In the conventional direct methanol fuel cell, the mixture of methanol and water serving as the fuel is, as shown in FIG. 7, supplied to the fuel electrode chamber 112, permeates from the fuel electrode chamber 112 to the diffusion layer of the fuel electrode 104 to undergo a reaction at a catalyst-containing layer in the vicinity of the interface with the electrolyte membrane 108. Then, carbon dioxide, which is a reaction product, is discharged into the fuel electrode chamber 112, merging with supplied fuel and being discharged together with unreacted fuel through the outlet port 121. Fulfilling high-efficiency, stable power generation with a fuel cell involves efficient and stable fulfillment of the fuel supply and the discharge of carbon dioxide, which is a reaction product.
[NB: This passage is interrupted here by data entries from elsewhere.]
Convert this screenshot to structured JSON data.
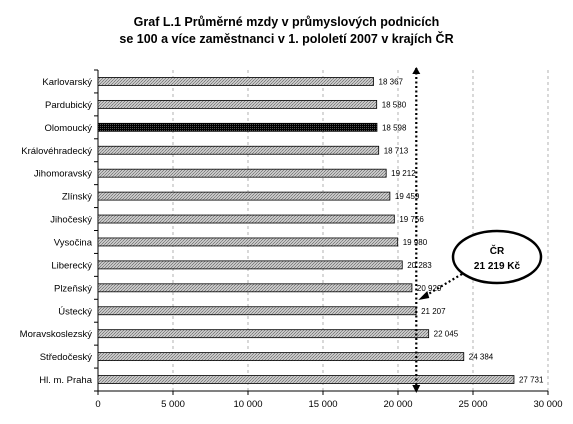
{
  "chart_data": {
    "type": "bar",
    "orientation": "horizontal",
    "title_lines": [
      "Graf L.1 Průměrné mzdy v průmyslových podnicích",
      "se 100 a více zaměstnanci v 1. pololetí 2007 v krajích ČR"
    ],
    "categories": [
      "Karlovarský",
      "Pardubický",
      "Olomoucký",
      "Královéhradecký",
      "Jihomoravský",
      "Zlínský",
      "Jihočeský",
      "Vysočina",
      "Liberecký",
      "Plzeňský",
      "Ústecký",
      "Moravskoslezský",
      "Středočeský",
      "Hl. m. Praha"
    ],
    "values": [
      18367,
      18580,
      18598,
      18713,
      19212,
      19459,
      19756,
      19980,
      20283,
      20929,
      21207,
      22045,
      24384,
      27731
    ],
    "value_labels": [
      "18 367",
      "18 580",
      "18 598",
      "18 713",
      "19 212",
      "19 459",
      "19 756",
      "19 980",
      "20 283",
      "20 929",
      "21 207",
      "22 045",
      "24 384",
      "27 731"
    ],
    "highlighted_category": "Olomoucký",
    "xlim": [
      0,
      30000
    ],
    "xticks": [
      0,
      5000,
      10000,
      15000,
      20000,
      25000,
      30000
    ],
    "xtick_labels": [
      "0",
      "5 000",
      "10 000",
      "15 000",
      "20 000",
      "25 000",
      "30 000"
    ],
    "grid": "vertical dashed",
    "reference_line": {
      "value": 21219,
      "label_lines": [
        "ČR",
        "21 219 Kč"
      ]
    },
    "colors": {
      "bar_fill": "#c0c0c0",
      "bar_hatch": "#808080",
      "highlight_fill": "#000000",
      "grid": "#a0a0a0"
    }
  }
}
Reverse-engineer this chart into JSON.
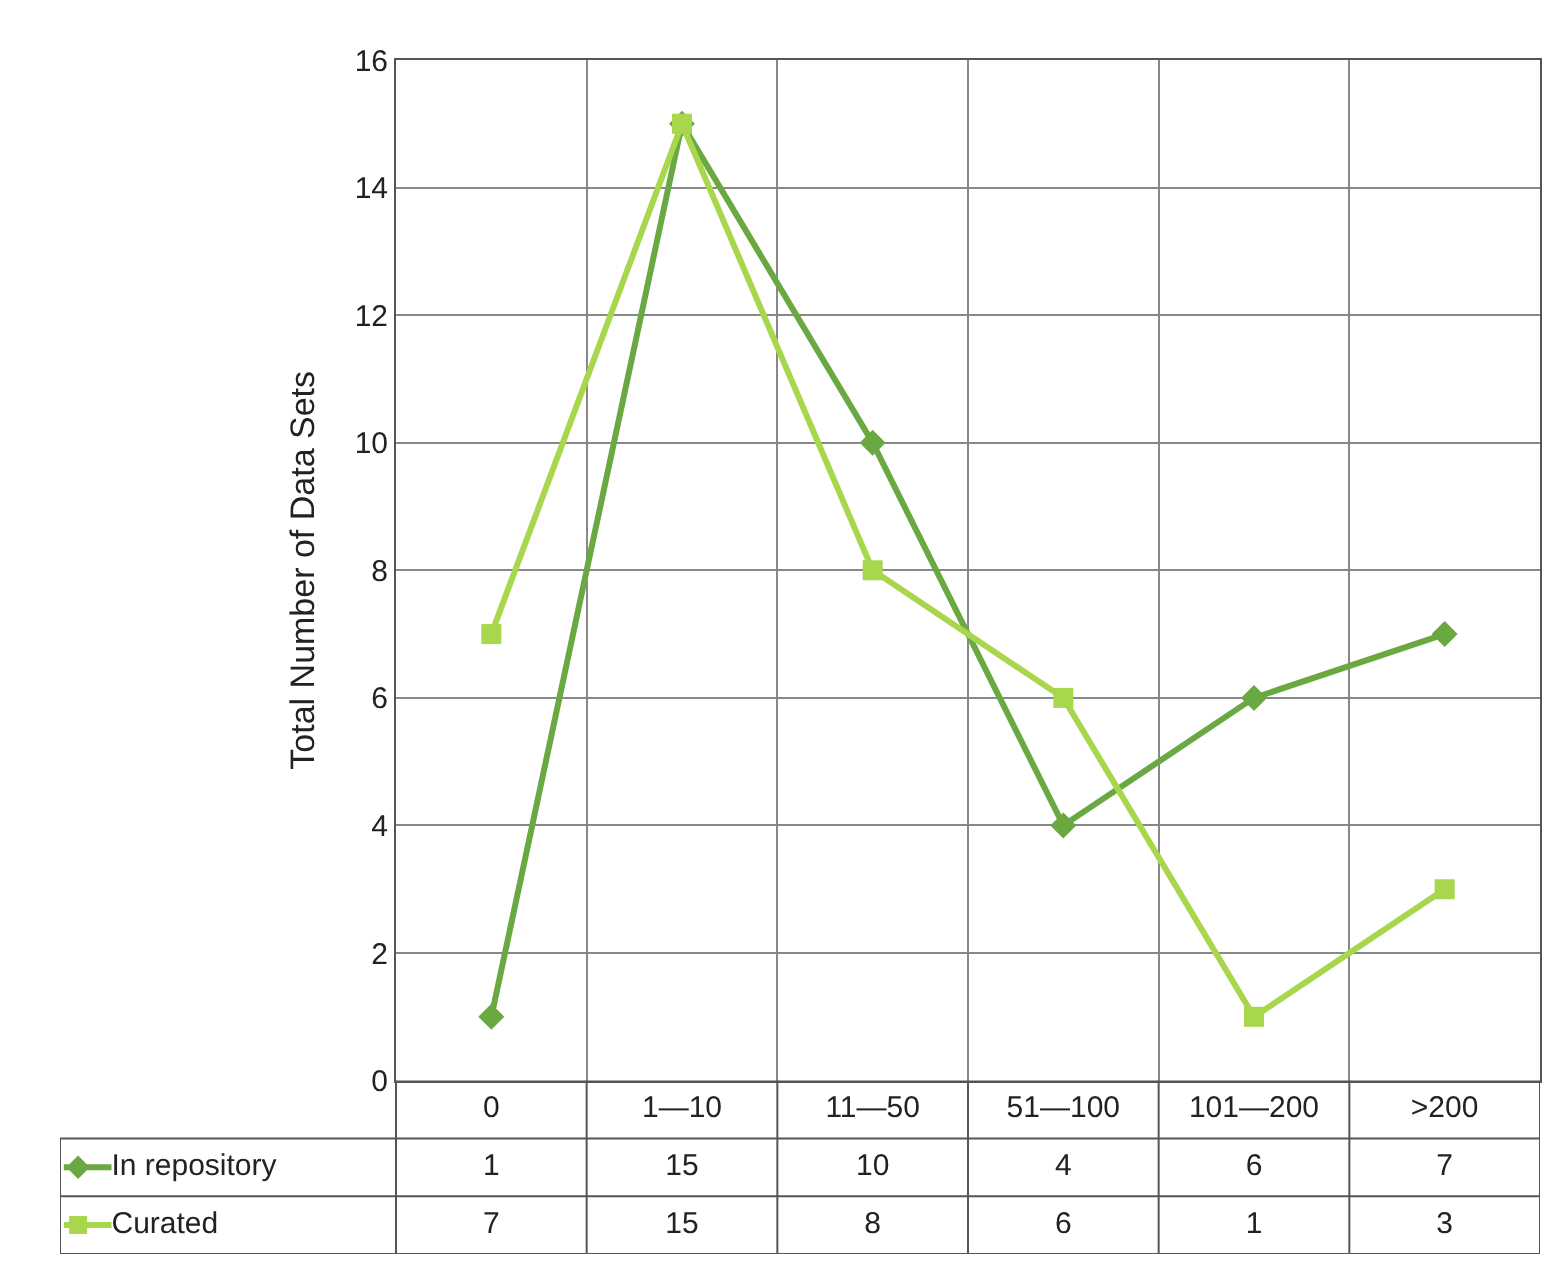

In this connection, a primary flow of the fuel supplied by the fuel pump 110 is fed into the fuel electrode chamber 112 before discharged through the outlet port 121 provided in the fuel electrode chamber 112. Because of this, a flow of the fuel within the porous material of the fuel electrode 104 that contributes directly to the reaction of the fuel electrode 104 is departed from the primary flow of the fuel within the fuel electrode chamber 112. Further, in the porous material of the fuel electrode 104, although a capillary action works, yet it is subject to constraints on the configuration or direction, making it difficult heretofore to efficiently and stably supply the fuel into the fuel electrode 104. This would also incur a difficulty in improving the output as a fuel cell and keeping power generation at high efficiency for long time. Furthermore, a pump for supplying the fuel with high pressure, when used, would incur an upsizing of the power supply unit, which makes it difficult to adopt the fuel cell as power supply particularly for portable equipment or the like.
JP 2002-175817 A shows that a fuel permeation member into which the fuel permeates is placed on a fuel passage for fuel supply so as to facilitate the fuel supply to the fuel electrode.
However, with the fuel cell described in JP 2002-175817 A, since the fuel is fed to the fuel electrode through permeation by a fuel permeation member, the fuel cell would be insufficient in reaction efficiency of the fuel at the fuel electrode, and therefore insufficient in power.